Otherwise, all the good stuff from that older disc has been ported over to this new one. Brooks' director's commentary was recorded originally for the Laserdisc release, and you still have to track it down under "Language Selection" instead of "Special Features," but it's worth the search. Brooks is his usual effusive self, responding impromptu to cast members and scenes as they appear while dishing up production info, on-set memories, praise for his crew and cast, and generally enjoying the experience with us.

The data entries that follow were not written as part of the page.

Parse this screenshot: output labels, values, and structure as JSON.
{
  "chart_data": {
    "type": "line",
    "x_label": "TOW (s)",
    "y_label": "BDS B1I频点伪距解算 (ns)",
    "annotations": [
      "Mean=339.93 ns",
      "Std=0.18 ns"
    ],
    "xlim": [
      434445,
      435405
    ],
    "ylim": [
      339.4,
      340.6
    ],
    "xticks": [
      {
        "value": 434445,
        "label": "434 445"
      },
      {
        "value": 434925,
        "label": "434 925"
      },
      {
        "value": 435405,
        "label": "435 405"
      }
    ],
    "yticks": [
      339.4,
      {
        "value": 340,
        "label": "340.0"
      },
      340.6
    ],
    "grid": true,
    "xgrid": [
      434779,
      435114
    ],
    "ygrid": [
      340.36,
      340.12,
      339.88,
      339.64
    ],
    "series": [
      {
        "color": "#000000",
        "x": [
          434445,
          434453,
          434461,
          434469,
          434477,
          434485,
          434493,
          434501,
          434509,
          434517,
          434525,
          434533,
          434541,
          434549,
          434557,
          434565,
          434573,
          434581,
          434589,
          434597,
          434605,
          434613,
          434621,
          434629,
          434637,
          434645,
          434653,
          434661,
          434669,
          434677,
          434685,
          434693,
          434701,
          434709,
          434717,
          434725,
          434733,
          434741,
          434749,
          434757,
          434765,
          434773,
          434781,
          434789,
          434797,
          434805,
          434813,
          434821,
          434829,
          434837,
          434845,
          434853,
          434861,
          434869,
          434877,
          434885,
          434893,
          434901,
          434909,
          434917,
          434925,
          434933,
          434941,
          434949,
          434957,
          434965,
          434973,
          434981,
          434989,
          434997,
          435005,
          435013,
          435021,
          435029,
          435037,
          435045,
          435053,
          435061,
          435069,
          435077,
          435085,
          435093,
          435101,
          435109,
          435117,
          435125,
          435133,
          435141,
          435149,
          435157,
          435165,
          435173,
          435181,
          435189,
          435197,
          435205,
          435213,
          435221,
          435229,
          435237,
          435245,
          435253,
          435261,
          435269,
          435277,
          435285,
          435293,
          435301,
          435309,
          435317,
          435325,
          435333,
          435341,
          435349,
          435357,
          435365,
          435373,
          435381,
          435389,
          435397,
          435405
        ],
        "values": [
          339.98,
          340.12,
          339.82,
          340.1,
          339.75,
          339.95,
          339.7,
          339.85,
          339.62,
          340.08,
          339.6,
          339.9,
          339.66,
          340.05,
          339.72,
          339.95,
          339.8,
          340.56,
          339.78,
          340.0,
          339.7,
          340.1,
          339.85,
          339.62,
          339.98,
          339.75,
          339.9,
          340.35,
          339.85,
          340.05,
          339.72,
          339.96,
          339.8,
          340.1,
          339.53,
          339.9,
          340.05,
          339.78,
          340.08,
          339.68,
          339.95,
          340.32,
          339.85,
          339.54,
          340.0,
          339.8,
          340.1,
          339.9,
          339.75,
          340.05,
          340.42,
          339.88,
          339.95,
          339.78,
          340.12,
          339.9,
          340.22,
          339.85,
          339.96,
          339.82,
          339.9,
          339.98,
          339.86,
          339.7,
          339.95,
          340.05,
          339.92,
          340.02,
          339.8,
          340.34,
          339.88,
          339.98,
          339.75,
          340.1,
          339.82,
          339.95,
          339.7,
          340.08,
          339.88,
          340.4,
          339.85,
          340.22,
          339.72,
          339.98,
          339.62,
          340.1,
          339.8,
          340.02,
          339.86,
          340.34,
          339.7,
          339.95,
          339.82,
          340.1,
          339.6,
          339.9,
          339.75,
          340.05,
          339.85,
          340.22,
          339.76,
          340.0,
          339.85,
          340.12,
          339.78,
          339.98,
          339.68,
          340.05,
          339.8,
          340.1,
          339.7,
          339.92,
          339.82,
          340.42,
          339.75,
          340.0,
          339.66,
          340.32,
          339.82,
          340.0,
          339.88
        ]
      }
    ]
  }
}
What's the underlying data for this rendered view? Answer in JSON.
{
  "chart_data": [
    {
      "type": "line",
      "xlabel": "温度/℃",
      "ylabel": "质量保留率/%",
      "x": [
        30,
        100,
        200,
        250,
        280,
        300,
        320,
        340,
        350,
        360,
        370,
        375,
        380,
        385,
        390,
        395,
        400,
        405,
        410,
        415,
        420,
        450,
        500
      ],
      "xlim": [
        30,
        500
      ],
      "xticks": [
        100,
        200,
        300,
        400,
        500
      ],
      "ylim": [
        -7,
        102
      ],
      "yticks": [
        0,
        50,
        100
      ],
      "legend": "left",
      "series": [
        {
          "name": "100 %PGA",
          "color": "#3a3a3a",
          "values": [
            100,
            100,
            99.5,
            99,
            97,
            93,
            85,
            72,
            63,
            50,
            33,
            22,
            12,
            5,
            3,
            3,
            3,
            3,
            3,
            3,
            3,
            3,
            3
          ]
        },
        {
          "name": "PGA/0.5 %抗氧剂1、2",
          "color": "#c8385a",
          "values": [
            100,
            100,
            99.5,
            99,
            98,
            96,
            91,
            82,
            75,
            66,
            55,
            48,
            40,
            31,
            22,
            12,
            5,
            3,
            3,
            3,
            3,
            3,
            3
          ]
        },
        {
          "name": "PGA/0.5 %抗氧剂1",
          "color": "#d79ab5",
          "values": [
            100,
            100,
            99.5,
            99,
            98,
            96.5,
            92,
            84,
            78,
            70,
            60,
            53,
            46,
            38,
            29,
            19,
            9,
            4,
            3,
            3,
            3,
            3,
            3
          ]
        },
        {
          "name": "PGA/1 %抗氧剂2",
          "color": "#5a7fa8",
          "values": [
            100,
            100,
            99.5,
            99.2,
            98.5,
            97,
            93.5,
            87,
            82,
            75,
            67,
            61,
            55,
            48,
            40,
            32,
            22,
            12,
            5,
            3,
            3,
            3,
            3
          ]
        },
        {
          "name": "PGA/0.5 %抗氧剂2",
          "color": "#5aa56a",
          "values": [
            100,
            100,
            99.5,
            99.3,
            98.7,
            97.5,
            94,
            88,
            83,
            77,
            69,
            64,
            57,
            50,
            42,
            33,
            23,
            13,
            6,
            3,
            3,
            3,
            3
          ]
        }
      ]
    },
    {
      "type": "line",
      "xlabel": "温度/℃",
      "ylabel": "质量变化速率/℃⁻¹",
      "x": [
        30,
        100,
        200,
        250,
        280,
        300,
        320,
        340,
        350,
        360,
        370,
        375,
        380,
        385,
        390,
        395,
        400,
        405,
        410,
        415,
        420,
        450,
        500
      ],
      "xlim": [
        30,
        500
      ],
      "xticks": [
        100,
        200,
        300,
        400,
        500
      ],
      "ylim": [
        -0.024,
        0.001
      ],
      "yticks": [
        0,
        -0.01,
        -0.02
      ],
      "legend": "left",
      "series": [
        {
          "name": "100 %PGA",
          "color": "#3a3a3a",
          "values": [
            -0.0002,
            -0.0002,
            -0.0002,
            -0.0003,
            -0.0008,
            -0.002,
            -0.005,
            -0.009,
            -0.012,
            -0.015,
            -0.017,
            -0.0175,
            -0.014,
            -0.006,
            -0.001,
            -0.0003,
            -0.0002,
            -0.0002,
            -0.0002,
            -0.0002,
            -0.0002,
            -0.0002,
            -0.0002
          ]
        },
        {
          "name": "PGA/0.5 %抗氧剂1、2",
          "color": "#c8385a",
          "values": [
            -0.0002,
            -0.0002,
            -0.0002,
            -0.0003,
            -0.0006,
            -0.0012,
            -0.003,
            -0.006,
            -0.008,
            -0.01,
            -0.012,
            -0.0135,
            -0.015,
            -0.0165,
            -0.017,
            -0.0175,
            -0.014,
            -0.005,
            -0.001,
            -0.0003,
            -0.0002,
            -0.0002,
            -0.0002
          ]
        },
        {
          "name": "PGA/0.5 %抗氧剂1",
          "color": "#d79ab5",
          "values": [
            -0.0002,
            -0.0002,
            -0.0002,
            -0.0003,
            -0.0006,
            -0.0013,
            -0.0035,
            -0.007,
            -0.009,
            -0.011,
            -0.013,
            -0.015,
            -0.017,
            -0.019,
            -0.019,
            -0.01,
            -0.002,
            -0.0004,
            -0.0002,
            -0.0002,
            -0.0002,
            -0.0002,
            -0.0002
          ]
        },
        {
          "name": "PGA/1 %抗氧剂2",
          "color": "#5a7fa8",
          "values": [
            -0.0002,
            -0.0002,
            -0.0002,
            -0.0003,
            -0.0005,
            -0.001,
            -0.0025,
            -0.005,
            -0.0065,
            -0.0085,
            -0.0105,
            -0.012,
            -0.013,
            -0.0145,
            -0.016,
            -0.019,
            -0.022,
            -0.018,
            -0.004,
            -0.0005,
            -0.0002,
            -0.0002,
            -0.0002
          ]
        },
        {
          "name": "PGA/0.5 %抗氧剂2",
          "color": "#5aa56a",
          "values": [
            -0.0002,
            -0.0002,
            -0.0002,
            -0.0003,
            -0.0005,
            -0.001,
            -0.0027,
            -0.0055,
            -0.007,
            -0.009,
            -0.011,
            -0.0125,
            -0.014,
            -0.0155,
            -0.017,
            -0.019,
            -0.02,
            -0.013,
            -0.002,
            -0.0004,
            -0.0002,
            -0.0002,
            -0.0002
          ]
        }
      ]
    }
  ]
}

Further extras start with the thorough and cheery 1996 "making of" featurette (36 mins.). A gentle and generous Wilder heads up its interviewees, and he's joined by Gerald Hirschfeld, producer Michael Gruskoff, archival footage of Feldman and Leachman, and more. Chaptered topics include the scripting, casting, shooting in b&w, sets and lighting, working with Mel, and "tricks of the trade."

We also get seven deleted scenes (including the Actors' Parade that kicked off the wrap party), two bilingual Mexican TV on-set interviews (one with Feldman, the second with Wilder and Leachman in costume), outtakes, a vast library of production photos categorized under 19 subject headings, and original marketing reels (five trailers and three TV spots).

The sole letdown is that this edition adds, like electrodes to the neck, Fox's tired, shrill anti-piracy ad that starts the whole thing. Keep-case (slimline case in the box-set).